The primary purpose of this repository is to archive the source code for creating the presentation. The secondary purpose is to document the process of creating and running the project, in the hope that it will save me some time for the next presentation project.

Project setup

This assumes starting with everything that’s on my computer right now. Your mileage will vary (in particular, you may have to install a bunch of R packages).

  1. Make sure usethis is installed and follow the setup instructions so that user name and other details are set up ready for the project.

  2. Create empty GitHub repo VSA_2020_presentation using these instructions.

  3. Create a local RStudio project by cloning the GitHub repo using these instructions.

  4. Add file .gitattributes with the following contents so that Rmarkdown files are recognised as R by GitHub.
    # Get GitHub to reclassify `.Rmd` files as R
    *.Rmd linguist-language=R

  5. Create a figs subdirectory of the new project to contain figures (which will be copied from past projects).
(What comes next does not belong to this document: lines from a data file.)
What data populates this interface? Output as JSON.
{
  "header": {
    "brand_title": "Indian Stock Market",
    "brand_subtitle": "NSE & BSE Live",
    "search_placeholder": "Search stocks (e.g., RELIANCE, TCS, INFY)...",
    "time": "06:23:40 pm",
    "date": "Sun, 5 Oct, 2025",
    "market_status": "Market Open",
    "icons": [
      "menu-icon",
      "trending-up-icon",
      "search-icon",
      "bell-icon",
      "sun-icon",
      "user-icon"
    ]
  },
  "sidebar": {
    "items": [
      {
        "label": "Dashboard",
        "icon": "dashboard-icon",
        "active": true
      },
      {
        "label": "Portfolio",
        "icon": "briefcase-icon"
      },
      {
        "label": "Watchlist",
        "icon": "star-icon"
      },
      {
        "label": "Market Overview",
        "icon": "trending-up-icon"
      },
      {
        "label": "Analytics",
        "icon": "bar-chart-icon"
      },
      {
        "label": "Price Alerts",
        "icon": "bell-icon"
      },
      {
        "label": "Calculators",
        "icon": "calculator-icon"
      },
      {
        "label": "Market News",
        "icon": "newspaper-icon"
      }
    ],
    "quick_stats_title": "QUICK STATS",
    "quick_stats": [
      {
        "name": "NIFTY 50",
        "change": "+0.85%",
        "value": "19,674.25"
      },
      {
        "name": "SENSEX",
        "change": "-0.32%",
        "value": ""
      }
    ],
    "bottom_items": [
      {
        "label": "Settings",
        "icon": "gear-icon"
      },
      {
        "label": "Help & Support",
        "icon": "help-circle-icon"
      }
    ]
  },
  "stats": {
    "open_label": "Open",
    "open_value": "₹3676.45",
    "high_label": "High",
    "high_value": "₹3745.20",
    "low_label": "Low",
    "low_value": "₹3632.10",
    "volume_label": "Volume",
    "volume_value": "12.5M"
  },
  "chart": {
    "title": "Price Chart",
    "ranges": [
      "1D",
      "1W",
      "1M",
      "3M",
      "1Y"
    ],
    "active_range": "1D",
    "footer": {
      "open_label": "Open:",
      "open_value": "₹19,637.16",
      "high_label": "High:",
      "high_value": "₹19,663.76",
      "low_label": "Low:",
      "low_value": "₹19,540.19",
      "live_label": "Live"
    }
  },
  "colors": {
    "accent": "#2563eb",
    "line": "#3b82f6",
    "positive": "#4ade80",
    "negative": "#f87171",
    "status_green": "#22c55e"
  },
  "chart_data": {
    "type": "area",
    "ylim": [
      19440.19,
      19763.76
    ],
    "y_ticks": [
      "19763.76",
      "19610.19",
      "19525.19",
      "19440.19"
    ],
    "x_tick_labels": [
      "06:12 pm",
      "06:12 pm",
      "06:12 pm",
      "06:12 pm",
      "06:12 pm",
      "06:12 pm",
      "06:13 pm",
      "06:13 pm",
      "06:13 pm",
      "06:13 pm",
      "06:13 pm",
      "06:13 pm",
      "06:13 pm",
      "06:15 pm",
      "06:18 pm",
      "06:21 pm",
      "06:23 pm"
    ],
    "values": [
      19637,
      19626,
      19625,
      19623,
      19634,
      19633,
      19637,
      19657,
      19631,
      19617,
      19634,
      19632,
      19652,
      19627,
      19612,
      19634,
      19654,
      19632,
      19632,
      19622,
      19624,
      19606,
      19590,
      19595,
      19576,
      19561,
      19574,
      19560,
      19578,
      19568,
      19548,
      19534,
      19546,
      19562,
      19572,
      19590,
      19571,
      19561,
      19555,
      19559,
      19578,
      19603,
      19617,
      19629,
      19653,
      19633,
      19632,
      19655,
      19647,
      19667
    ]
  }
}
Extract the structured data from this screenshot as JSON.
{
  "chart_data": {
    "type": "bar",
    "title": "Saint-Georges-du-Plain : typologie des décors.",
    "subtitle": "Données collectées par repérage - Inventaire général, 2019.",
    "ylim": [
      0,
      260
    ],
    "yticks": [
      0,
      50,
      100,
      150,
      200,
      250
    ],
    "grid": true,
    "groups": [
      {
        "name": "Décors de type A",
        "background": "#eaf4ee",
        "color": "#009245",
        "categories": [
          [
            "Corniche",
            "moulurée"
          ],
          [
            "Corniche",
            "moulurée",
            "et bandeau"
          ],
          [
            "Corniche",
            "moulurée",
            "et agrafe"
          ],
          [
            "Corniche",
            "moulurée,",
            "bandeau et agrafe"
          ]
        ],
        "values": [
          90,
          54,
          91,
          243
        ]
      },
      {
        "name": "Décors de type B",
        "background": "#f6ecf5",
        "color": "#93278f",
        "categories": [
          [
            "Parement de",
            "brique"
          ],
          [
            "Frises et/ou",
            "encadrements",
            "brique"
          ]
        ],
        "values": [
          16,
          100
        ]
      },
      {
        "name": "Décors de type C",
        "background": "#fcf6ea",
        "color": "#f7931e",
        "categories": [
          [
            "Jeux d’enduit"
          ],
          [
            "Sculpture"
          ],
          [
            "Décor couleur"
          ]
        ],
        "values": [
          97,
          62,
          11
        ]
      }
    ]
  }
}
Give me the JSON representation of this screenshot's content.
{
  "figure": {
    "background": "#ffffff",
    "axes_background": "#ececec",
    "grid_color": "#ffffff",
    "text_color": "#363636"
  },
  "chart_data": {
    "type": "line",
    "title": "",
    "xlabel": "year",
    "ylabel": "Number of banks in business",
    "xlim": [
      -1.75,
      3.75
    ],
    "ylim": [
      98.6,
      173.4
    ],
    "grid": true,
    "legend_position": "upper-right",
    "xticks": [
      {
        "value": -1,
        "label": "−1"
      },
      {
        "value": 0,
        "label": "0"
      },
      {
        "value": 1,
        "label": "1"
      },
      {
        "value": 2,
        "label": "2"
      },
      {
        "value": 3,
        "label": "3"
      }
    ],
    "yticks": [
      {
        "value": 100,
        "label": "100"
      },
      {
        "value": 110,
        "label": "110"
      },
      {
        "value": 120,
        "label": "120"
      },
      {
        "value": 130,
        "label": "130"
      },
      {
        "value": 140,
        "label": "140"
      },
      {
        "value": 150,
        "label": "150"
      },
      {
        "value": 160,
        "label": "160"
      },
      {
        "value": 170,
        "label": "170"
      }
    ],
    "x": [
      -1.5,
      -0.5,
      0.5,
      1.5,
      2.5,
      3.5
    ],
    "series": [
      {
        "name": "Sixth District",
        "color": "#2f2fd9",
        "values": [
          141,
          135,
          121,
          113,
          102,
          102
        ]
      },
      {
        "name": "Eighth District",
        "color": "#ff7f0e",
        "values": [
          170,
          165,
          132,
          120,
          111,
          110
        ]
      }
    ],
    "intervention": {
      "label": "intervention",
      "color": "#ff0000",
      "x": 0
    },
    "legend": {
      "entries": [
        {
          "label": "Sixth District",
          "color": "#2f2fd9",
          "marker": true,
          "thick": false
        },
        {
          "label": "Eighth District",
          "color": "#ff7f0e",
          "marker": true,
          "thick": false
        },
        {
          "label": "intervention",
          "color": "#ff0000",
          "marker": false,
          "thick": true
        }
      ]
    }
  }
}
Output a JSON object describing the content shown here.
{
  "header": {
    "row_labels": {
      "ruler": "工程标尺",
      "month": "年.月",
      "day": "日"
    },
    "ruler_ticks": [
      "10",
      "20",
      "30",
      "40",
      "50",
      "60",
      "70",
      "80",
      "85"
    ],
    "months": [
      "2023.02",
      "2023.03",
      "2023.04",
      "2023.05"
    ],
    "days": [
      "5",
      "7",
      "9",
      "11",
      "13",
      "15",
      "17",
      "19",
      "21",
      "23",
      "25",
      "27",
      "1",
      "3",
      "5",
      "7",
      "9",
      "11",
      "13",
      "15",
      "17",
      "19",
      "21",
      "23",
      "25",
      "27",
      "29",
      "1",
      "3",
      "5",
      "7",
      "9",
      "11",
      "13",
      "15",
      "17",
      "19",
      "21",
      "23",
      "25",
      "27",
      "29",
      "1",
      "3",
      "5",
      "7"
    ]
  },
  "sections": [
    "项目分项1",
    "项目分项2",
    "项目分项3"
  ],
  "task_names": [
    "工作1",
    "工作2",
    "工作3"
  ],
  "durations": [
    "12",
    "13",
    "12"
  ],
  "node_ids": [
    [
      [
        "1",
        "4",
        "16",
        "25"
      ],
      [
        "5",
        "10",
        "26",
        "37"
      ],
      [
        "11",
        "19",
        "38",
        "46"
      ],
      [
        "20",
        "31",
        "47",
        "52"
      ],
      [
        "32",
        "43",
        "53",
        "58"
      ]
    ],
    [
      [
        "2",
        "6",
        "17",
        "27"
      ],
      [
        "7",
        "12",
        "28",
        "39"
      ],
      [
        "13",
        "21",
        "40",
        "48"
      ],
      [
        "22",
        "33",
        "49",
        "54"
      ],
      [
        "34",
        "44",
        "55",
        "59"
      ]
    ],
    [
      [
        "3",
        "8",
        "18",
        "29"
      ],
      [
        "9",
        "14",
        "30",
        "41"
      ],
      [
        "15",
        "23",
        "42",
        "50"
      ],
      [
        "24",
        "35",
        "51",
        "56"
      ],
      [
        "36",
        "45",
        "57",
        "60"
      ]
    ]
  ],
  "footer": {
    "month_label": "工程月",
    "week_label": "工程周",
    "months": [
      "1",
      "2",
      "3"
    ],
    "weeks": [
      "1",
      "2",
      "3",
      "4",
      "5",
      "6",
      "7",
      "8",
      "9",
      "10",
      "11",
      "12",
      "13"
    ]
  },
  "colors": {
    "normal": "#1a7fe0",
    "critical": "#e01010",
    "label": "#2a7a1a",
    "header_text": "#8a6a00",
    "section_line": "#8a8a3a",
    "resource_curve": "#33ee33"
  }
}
  6. Guard against leaking credentials to GitHub. This only needs to be done once per user/computer but does no harm to be repeated for each new project.
    usethis::git_vaccinate()

  7. Activate renv package tracking.
    renv::init()
    This starts the project with an empty library, so all the infrastructure will have to be installed as it is first used. You will use renv::install() a lot, in particular, you will have to install usethis into the project.

  8. Install usethis to the project and mark the project as using usethis (updates the project-specific .Rprofile).
    renv::install("usethis")
    usethis::use_usethis()

  9. This presentation document requires the binb package to enable rendering the output as a PDF presentation. The document uses the binb metropolis template. This requires a variety of LaTeX tools and fonts to be installed, in addition to the rmarkdown and knitr infrastructure. See eddelbuettel/binb for binb installation advice.

    • Make sure the Fira Sans and Fira Mono fonts are installed. (Instructions on how to check what fonts are installed. I found it convenient to download Fira Sans and Fira Mono from Font Squirrel. Instructions on how to install fonts - for reasons I don’t understand, using font-manager didn’t work, whereas copying the font files to $/.fonts did work.)
    • The first attempt to knit the presentation may result in the LaTeX package manager running for ages while installing the required LaTeX infrastructure.
    • For a future project it may be worth trying to set up a Docker image with the fonts and LaTeX packages installed.
  10. Copy README.Rmd (this document) from a prior GitHub linked project and edit it to explain what this project is about and how it was set up. Keep this up to date as the project progresses. See GitHub document for instructions on the contents for this kind of README to be rendered on GitHub.

  11. Set the license.
    usethis::use_ccby_license()
    Add the appropriate license badge from lukas-h/license-badges.md to README.Rmd.

  12. Commit, push, rinse, and repeat as the project progresses. Follow these instructions.

Write presentation

  1. Copy in resources from previous projects to use as a starting point.

    • VSA2020_Gayler_abstract.pdf # submitted extended abstract of presentation
    • VSA2020_Gayler_abstract.zip # source code of extended abstract
    • Figures from old presentations
  2. Write presentation, copying figures from prior documents as needed

  3. Render presentation by clicking the Knit button in the notebook editor window.

  4. Insert, into the presentation, links to the published/archived versions of the documents.

    • The URL of the github is already known.
    • The presentation will be published on Zenodo. A DOI can be reserved as part of uploading a work in progress. See here for example instructions.

Clean up and publish

  1. Remove any documents not used in current presentation.

  2. Push the final version to github.

  3. Publish to Zenodo by clicking the “Publish” button on the upload page. Previous work in progress versions were “Save”d rather than “Publish”ed.